Abstract

The relaxation phenomena observed in the electrical low-frequency range (approximately 1 MHz–10 kHz) of natural porous media such as sandstones are often assumed to be directly related to the dominant (modal) pore throat sizes measured, for instance, with mercury intrusion porosimetry. Attempts to establish a universally valid relationship between pore size and peak spectral induced polarization (SIP) relaxation time have failed, considering sandstones from very different origins and featuring great variations in textural and chemical compositions as well as in geometric pore space properties. In addition working with characteristic relaxation times determined in Cole-Cole or Debye decomposition fits to build the relationship have not been successful. In particular, samples with narrow pore throats are often characterized by long SIP relaxation times corresponding to long “characteristic length scales” in these media, assuming that the diffusion coefficients along the electrical double layer were constant.
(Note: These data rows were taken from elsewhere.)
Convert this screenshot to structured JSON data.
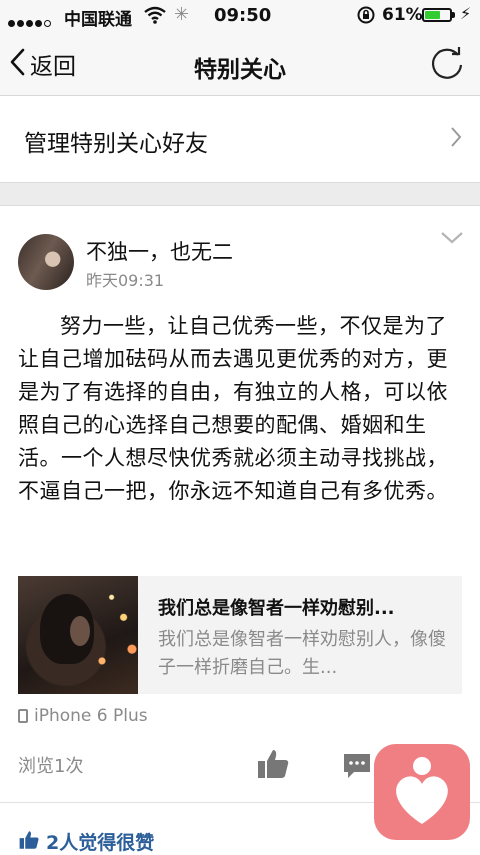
{
  "status_bar": {
    "carrier": "中国联通",
    "time": "09:50",
    "battery_percent": "61%",
    "battery_level": 0.61
  },
  "nav": {
    "back_label": "返回",
    "title": "特别关心"
  },
  "manage_row": {
    "label": "管理特别关心好友"
  },
  "post": {
    "author": "不独一，也无二",
    "time": "昨天09:31",
    "text": "努力一些，让自己优秀一些，不仅是为了让自己增加砝码从而去遇见更优秀的对方，更是为了有选择的自由，有独立的人格，可以依照自己的心选择自己想要的配偶、婚姻和生活。一个人想尽快优秀就必须主动寻找挑战，不逼自己一把，你永远不知道自己有多优秀。",
    "link_card": {
      "title": "我们总是像智者一样劝慰别...",
      "description": "我们总是像智者一样劝慰别人，像傻子一样折磨自己。生..."
    },
    "device": "iPhone 6 Plus",
    "views": "浏览1次",
    "liked_by": "2人觉得很赞"
  },
  "icons": {
    "back": "chevron-left-icon",
    "refresh": "refresh-icon",
    "chevron": "chevron-right-icon",
    "like": "thumbs-up-icon",
    "comment": "comment-icon",
    "app_badge": "heart-person-icon"
  },
  "colors": {
    "link_blue": "#2c5f99",
    "badge_pink": "#f07f84",
    "battery_green": "#33cc33"
  }
}
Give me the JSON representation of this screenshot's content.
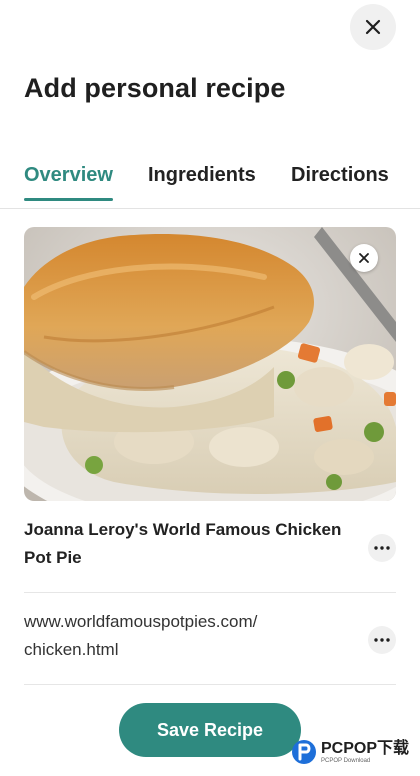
{
  "header": {
    "close_icon": "close-icon",
    "title": "Add personal recipe"
  },
  "tabs": [
    {
      "label": "Overview",
      "active": true
    },
    {
      "label": "Ingredients",
      "active": false
    },
    {
      "label": "Directions",
      "active": false
    }
  ],
  "photo": {
    "description_icon": "recipe-photo",
    "remove_icon": "close-icon"
  },
  "recipe": {
    "title": "Joanna Leroy's World Famous Chicken Pot Pie",
    "url": "www.worldfamouspotpies.com/ chicken.html",
    "more_icon": "more-horizontal-icon"
  },
  "actions": {
    "save_label": "Save Recipe"
  },
  "colors": {
    "accent": "#2f8a80",
    "text": "#1f1f1f",
    "divider": "#e3e3e3"
  },
  "watermark": {
    "brand": "PCPOP下载",
    "sub": "PCPOP Download"
  }
}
Based on these observations, three different types of SIP relaxation can be distinguished. We have developed a new way of assessing complex pore spaces of very different sandstones in a multimethodical approach to combine the benefits of mercury intrusion porosimetry, micro-computed tomography, and nuclear magnetic resonance. In this way, we achieve much deeper insight into the pore space due to the different resolutions and sensitivities of the applied methods to pore constrictions (throats) and wide pores (pore bodies). We experimentally quantify pore aspect ratios and volume distributions within the two pore regions. We clearly observe systematic differences between three SIP relaxation types identified previously, and we can attribute the SIP peak relaxation times to measured characteristic length scales within our materials. We highlight selected results for a total of nine sandstones. It seems that SIP relaxation behavior depends on the size difference of the narrow pore throats to the wide pore bodies, which increases from SIP type 1 to type 3.